Hal ini disampaikan Koster saat memberikan sambutan dalam launching Second Level Domain Bali.go.id bertempat di Gedung Ksirarnawa, Taman Budaya Provinsi Bali, Kamis (11/12/2025).
“2026 saya akan lebih keras lagi. Saya akan adakan operasi. Asal ketemu tokoh atau apa yang gak menggunakan aksara Bali, tegur dia! Kenapa untuk hal yang baik kok susah dilakukan,” tegas Koster.
Menurutnya, penggunaan aksara Bali bukan sekadar pajangan, tetapi merupakan upaya memuliakan warisan leluhur. “Memuliakan karya leluhur nilainya tuh tinggi. Memuliakan leluhur itu tinggi, luar biasa,” ujarnya.
Kendati demikian Ia menyebut, sudah banyak hotel yang mencantumkan aksara Bali pada brand mereka. Menurutnya, hal itu baik untuk melestarikan aksara Bali di dunia penyedia akomodasi pariwisata.
“Jadi kalau saya berkunjung ke hotel acara di mana-mana, nomor satu yang saya perhatikan pakai aksara Bali atau tidak.
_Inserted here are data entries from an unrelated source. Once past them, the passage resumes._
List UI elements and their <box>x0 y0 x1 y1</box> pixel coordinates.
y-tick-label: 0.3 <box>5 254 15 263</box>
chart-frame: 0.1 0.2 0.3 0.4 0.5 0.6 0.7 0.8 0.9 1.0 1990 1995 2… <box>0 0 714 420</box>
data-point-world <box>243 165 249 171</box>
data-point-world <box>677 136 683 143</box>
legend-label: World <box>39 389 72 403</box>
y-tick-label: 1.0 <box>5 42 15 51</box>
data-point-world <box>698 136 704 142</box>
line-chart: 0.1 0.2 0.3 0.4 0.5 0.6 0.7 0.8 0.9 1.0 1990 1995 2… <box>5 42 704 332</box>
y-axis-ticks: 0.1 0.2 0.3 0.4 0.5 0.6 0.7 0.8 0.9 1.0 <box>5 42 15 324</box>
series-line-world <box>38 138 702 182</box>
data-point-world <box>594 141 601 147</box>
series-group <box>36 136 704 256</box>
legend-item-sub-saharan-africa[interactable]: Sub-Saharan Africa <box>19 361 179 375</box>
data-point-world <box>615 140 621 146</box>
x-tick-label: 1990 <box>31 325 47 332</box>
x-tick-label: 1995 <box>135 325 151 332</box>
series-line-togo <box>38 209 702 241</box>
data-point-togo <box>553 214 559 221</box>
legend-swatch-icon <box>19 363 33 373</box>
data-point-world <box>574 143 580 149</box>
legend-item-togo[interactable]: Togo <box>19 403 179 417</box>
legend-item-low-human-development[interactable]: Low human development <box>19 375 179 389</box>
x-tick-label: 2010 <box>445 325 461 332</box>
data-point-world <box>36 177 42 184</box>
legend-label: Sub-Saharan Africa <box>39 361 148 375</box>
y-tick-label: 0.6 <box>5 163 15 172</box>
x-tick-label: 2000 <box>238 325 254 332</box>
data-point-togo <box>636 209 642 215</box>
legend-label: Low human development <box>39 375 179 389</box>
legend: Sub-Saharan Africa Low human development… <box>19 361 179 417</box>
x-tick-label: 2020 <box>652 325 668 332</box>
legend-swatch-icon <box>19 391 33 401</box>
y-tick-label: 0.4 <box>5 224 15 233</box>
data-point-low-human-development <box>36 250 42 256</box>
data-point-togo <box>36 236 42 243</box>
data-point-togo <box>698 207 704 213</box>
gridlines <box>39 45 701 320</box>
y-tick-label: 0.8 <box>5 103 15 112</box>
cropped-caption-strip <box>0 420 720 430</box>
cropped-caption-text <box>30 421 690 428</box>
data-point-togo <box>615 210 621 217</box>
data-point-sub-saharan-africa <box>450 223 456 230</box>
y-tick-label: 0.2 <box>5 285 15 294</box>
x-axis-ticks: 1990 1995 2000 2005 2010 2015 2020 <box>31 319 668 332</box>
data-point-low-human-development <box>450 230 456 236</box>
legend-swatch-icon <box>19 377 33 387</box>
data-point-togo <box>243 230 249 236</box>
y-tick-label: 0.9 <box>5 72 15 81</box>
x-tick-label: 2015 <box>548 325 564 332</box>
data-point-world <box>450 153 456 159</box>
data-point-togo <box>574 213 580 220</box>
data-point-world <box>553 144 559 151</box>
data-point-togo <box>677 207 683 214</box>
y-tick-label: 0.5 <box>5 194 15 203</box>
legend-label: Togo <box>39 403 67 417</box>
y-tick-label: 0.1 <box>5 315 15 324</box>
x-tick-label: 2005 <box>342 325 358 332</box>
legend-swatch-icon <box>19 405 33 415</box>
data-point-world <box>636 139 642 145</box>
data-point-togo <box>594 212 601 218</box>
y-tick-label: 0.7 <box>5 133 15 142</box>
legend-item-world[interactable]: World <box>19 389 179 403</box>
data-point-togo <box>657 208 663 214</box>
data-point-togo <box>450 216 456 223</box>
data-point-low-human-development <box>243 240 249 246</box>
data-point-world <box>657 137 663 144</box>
Kalau tidak pakai aksara Bali, langsung saya tegur manajemennya (diminta) pasang, kalau gak izinnya gak diperpanjang. Itu cara saya,” imbuhnya.
Selain hotel, restoran dan kafe, Koster juga berencana membuat semacam imbauan agar perkantoran, pertokoan maupun perusahaan agar mencantumkan aksara Bali.
“Beberapa tahun lalu sudah saya sampaikan. Jadi bukan sekadar pajang-pajang. Ada nilai yang dibuka, ditanamkan. Kecuali karena perusahaan itu, dia memang sudah memiliki logo yang baku,” tukasnya.